Muting the Drum – a Reverberation Challenge at Cranford House School, Oxford



It’s not often the team at Amadeus are shocked; however, we were astounded when we first heard the acoustic characteristics of the relatively new multi-purpose hall at Cranford House School…the room acted like an enormous drum.

Hard surfaces such as floors, walls, ceilings and glazing are standard and are common contributors to an area’s resonance; less common was the hollowness of this area’s floor and a large storage area running the entire length of the space. Sound was travelling beneath the floor, into the storage area and was amplified by this space…just like an enormous drum!
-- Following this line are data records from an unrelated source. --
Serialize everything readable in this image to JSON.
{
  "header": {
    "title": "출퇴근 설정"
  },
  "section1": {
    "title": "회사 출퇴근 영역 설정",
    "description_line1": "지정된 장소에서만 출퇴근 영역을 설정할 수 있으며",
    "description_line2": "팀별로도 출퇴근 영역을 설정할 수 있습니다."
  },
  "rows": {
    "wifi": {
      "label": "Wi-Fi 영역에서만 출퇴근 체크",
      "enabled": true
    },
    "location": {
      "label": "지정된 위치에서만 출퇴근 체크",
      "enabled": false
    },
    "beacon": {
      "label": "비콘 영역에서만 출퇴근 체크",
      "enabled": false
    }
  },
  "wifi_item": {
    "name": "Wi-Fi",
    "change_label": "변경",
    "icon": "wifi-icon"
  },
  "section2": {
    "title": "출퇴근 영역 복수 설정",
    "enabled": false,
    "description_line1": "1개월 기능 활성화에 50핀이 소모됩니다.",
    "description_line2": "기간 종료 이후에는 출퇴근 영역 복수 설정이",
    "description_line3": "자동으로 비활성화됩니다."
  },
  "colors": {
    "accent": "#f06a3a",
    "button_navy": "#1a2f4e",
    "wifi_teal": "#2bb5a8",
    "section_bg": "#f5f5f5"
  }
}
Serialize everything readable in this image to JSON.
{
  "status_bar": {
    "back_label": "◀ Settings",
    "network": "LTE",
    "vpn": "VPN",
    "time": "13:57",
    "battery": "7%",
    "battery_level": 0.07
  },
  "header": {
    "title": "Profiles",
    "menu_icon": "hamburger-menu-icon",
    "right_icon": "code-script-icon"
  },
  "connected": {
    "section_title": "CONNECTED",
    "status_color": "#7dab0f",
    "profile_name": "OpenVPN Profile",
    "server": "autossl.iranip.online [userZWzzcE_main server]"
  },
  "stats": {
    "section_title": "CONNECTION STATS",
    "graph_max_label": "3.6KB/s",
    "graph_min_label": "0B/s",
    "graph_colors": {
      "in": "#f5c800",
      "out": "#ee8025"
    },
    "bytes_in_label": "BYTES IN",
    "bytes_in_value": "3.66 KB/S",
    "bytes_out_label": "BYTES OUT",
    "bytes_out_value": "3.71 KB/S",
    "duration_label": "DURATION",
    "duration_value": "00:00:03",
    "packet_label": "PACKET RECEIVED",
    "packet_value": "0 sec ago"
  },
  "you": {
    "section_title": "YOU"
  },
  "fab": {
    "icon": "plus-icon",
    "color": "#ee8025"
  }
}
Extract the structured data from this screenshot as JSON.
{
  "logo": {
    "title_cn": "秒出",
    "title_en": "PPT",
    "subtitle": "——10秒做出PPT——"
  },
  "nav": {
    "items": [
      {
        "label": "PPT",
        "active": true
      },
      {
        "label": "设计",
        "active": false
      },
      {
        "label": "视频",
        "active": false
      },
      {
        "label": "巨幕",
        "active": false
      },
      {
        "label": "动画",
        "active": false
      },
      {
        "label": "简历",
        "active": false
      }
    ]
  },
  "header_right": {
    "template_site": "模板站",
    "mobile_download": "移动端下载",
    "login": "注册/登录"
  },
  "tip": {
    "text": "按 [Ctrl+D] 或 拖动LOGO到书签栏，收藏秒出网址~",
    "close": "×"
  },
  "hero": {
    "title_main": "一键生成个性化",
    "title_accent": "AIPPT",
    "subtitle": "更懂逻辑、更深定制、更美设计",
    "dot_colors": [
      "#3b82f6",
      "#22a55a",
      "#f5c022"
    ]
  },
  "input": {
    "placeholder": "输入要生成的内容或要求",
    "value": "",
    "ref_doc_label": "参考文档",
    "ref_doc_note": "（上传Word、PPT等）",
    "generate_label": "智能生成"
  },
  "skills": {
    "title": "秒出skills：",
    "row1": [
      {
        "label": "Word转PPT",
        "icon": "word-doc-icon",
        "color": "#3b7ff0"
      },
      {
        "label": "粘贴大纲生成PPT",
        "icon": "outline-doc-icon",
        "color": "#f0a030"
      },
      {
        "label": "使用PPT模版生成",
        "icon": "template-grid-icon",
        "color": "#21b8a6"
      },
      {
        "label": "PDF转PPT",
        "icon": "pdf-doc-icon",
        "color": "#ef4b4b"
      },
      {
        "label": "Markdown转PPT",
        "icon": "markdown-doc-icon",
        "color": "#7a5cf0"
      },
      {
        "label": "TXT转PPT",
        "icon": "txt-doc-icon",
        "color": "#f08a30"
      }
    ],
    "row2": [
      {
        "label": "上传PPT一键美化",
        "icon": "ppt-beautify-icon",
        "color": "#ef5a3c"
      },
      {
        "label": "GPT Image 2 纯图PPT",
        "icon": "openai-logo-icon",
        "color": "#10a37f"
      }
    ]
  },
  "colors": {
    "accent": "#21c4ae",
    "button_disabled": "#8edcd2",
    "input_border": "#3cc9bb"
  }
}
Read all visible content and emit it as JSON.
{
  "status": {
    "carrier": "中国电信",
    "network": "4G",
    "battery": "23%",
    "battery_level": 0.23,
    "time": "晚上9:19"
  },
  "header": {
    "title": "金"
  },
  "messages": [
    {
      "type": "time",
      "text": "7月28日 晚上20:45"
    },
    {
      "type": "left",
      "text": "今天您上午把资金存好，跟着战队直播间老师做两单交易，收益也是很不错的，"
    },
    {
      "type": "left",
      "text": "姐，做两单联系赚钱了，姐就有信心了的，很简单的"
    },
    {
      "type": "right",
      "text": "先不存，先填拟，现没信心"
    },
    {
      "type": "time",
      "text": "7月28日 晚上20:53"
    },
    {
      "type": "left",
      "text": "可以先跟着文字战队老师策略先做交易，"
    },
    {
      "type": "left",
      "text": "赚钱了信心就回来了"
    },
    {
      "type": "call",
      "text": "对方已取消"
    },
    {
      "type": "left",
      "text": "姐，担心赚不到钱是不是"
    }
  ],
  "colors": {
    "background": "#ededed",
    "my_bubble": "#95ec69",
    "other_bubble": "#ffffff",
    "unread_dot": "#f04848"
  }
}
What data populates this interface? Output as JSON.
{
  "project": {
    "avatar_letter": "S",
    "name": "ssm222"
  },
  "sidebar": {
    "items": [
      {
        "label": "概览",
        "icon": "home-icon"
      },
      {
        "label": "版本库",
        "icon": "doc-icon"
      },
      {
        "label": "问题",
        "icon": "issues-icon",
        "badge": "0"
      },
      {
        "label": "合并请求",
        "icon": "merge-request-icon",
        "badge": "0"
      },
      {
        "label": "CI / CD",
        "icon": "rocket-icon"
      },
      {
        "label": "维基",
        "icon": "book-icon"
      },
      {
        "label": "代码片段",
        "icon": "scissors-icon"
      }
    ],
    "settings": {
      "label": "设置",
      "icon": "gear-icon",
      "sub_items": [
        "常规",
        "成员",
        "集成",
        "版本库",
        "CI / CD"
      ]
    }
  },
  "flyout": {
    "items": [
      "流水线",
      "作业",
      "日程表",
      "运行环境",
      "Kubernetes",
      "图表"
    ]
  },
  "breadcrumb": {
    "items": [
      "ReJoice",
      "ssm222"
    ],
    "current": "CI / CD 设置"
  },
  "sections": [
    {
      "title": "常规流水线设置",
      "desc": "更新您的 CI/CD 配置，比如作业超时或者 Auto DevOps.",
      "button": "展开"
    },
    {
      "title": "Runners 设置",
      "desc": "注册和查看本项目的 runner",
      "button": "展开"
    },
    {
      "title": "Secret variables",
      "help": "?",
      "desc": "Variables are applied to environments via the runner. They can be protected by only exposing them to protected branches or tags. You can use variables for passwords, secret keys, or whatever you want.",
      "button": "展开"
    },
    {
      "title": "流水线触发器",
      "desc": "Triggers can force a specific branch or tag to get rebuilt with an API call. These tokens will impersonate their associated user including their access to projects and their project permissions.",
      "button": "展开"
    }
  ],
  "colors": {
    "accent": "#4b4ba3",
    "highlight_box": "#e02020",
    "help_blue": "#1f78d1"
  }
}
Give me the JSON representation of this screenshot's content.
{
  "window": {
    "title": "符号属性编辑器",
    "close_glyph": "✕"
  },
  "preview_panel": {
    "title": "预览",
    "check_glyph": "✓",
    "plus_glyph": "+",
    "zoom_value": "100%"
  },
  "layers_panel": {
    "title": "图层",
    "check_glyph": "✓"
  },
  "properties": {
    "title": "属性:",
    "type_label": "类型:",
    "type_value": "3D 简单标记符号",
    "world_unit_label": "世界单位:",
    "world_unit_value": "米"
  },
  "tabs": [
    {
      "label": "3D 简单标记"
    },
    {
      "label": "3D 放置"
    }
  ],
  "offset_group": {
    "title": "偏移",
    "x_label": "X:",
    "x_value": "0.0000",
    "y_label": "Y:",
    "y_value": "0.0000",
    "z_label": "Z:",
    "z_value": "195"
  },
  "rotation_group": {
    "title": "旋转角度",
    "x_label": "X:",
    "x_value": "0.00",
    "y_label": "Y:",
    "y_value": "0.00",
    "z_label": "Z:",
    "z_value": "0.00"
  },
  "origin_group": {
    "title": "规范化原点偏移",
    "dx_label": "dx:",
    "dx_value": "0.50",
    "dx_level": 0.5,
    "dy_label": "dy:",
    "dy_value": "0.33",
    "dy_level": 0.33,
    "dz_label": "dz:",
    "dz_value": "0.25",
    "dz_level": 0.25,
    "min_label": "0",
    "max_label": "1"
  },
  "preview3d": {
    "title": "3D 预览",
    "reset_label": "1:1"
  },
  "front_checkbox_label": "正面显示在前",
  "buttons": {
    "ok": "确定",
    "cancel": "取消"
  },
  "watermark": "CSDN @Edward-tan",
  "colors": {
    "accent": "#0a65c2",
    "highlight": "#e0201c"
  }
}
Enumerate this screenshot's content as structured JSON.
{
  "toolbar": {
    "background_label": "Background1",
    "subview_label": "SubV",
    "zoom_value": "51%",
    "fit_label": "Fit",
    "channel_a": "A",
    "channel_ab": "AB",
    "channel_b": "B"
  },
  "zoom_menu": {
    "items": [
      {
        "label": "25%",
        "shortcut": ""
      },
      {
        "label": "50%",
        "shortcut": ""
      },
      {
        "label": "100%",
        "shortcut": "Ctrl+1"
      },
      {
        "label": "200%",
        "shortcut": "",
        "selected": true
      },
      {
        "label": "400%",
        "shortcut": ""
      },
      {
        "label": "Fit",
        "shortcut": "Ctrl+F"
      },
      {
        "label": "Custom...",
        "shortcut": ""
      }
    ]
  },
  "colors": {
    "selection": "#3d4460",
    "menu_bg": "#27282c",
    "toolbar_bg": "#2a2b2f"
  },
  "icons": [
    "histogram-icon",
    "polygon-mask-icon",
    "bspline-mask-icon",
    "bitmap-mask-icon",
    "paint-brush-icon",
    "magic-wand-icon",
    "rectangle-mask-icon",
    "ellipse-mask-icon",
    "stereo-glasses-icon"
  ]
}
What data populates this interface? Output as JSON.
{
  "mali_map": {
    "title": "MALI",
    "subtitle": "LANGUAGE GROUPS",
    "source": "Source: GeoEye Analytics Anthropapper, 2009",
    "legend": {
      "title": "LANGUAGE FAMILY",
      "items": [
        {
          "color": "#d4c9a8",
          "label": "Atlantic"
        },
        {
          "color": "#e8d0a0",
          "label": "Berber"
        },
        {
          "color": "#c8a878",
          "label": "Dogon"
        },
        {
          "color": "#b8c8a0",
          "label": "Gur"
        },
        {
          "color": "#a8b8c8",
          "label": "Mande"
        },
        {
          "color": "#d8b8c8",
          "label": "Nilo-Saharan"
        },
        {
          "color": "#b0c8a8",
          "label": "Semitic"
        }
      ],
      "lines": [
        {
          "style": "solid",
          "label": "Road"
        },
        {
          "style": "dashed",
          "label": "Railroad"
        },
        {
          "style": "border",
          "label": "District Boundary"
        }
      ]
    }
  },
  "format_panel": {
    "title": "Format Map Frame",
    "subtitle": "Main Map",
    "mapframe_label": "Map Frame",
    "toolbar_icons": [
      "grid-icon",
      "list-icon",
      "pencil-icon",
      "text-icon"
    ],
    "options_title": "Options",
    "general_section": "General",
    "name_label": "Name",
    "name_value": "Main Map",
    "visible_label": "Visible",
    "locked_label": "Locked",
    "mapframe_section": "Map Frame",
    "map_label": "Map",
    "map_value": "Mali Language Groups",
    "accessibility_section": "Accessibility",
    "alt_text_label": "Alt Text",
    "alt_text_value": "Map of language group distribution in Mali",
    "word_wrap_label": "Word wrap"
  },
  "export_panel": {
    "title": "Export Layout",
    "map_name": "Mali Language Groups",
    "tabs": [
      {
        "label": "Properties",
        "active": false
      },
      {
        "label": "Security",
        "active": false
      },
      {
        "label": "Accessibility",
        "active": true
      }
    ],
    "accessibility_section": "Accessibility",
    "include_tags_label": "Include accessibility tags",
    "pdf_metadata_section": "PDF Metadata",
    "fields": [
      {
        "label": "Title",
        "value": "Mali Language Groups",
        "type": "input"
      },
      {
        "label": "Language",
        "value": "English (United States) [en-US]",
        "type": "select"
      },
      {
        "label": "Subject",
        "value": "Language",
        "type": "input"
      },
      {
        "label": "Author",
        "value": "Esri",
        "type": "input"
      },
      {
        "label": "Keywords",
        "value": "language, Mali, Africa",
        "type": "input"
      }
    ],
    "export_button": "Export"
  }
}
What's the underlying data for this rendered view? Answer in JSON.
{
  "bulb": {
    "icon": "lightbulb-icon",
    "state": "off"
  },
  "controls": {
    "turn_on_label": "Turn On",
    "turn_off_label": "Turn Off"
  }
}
The moment anyone uttered a word, walked or ran across the room, or bounced a ball, the sound became dramatically amplified to the point where it was impossible to discern speech at a distance of over 1 metre. Teaching in this space was all but impossible and games of any sort were painful on the ear and vocal chords!

The first thing we needed to do was to understand how the room was behaving acoustically and so our talented acoustician, Ricardo Sanles, performed a thorough survey. Having analysed the data carefully, he calculated that the addition of ‘mass’ to the walls all the way around the space would reduce the room’s reverberation times from just under 9 seconds to around 2.5 seconds. To achieve this, he designed a family of slotted resonators, more than 70 of which were fixed around the walls of the hall by the Amadeus installation team.

As one can hear in the video and see from the graph below…mission achieved!

For the first time, the Head of Sports was able to coach and inspire in the hall without having to raise her voice and the school was delighted.